China 2008: double checking system

On 9th October the Textile Committee accepted the Commission draft proposal negotiated with the Chinese administration in favour of implementing a double-checking system for the following categories: 4 (T-shirts); 5 (Pull-overs); 6 (Trousers); 7 (Shirts); 20 (Bed linen) 26 (Dresses); 31 (Bras) and 115 (Flax). The categories concerned cover eight of the ten products which are subject to limitation until December 31st 2007 following the EU-China bilateral agreement reached by Trade Commissioner Peter MANDELSON with his Chinese counterpart Bo Xi Lai in June 2005. The ‘double checking system’ will track the issuing of licenses for export in China and the importation of goods into the EU. This monitoring system provides a clear picture of the likely development of trade patterns and ensures predictability for EU businesses. 

The Member States voted in favour reaching a significant majority of votes. Regulation will be issued in the following days and some reassurances should be given by the Chinese on the way they will check trade in the respect of this new system that will end on 31.12.2008.

As the European Commission was against the requests of some member countries suggested the prolongation of the bilateral Agreement EU-China for 2008 – in the absence of quotas after the end of the year 2007, this agreement offers at least the possibility of closel monitoring of trade flows from China in these core categories, also provides the opportunity, should the need arise, to seek early redress, and thus to avoid a re-run of the events of Summer 2005. 

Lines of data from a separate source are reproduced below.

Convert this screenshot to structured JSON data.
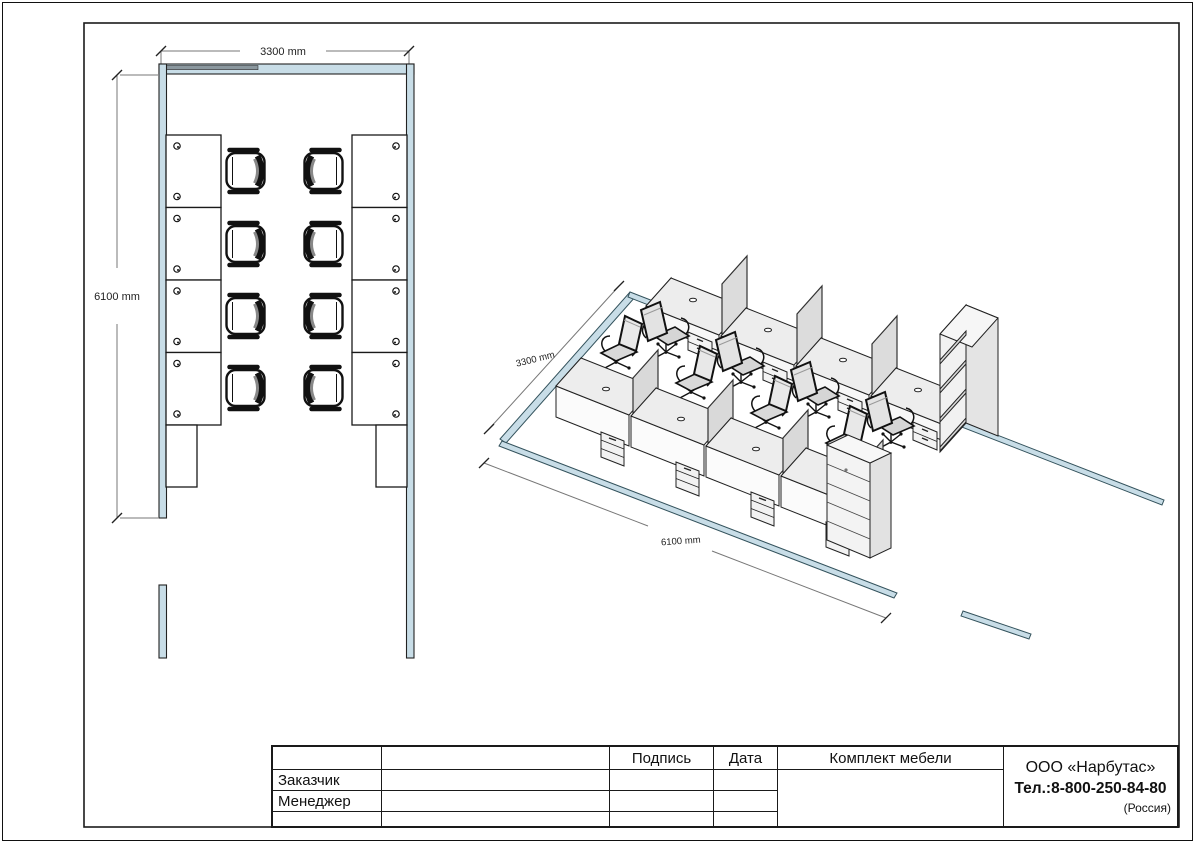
{
  "plan_view": {
    "width_dimension": "3300 mm",
    "depth_dimension": "6100 mm",
    "desk_count": 8,
    "chair_count": 8
  },
  "iso_view": {
    "width_dimension": "3300 mm",
    "depth_dimension": "6100 mm",
    "desk_count": 8,
    "chair_count": 8
  },
  "title_block": {
    "col_signature": "Подпись",
    "col_date": "Дата",
    "row_customer": "Заказчик",
    "row_manager": "Менеджер",
    "project_title": "Комплект мебели",
    "company_name": "ООО «Нарбутас»",
    "company_phone": "Тел.:8-800-250-84-80",
    "company_country": "(Россия)"
  },
  "colors": {
    "wall_fill": "#c8dde7",
    "wall_window": "#8a979e",
    "line": "#1a1a1a",
    "dim_line": "#777777"
  }
}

Following the final stage of global liberalisation on January 1 2005, textile and clothing exports to Europe from China experienced a very rapid surge accompanied by very rapid drops in unit prices. This surge caused serious damage to many EU producers and precluded any realistic possibility of EU producers adapting to new levels of competition. The EU and China negotiated a Memorandum of Understanding that would cap imports from China at agreed levels each year until 31 December 2007. The Memorandum also committed both sides to working for a smooth transition to free trade in textiles in 2008.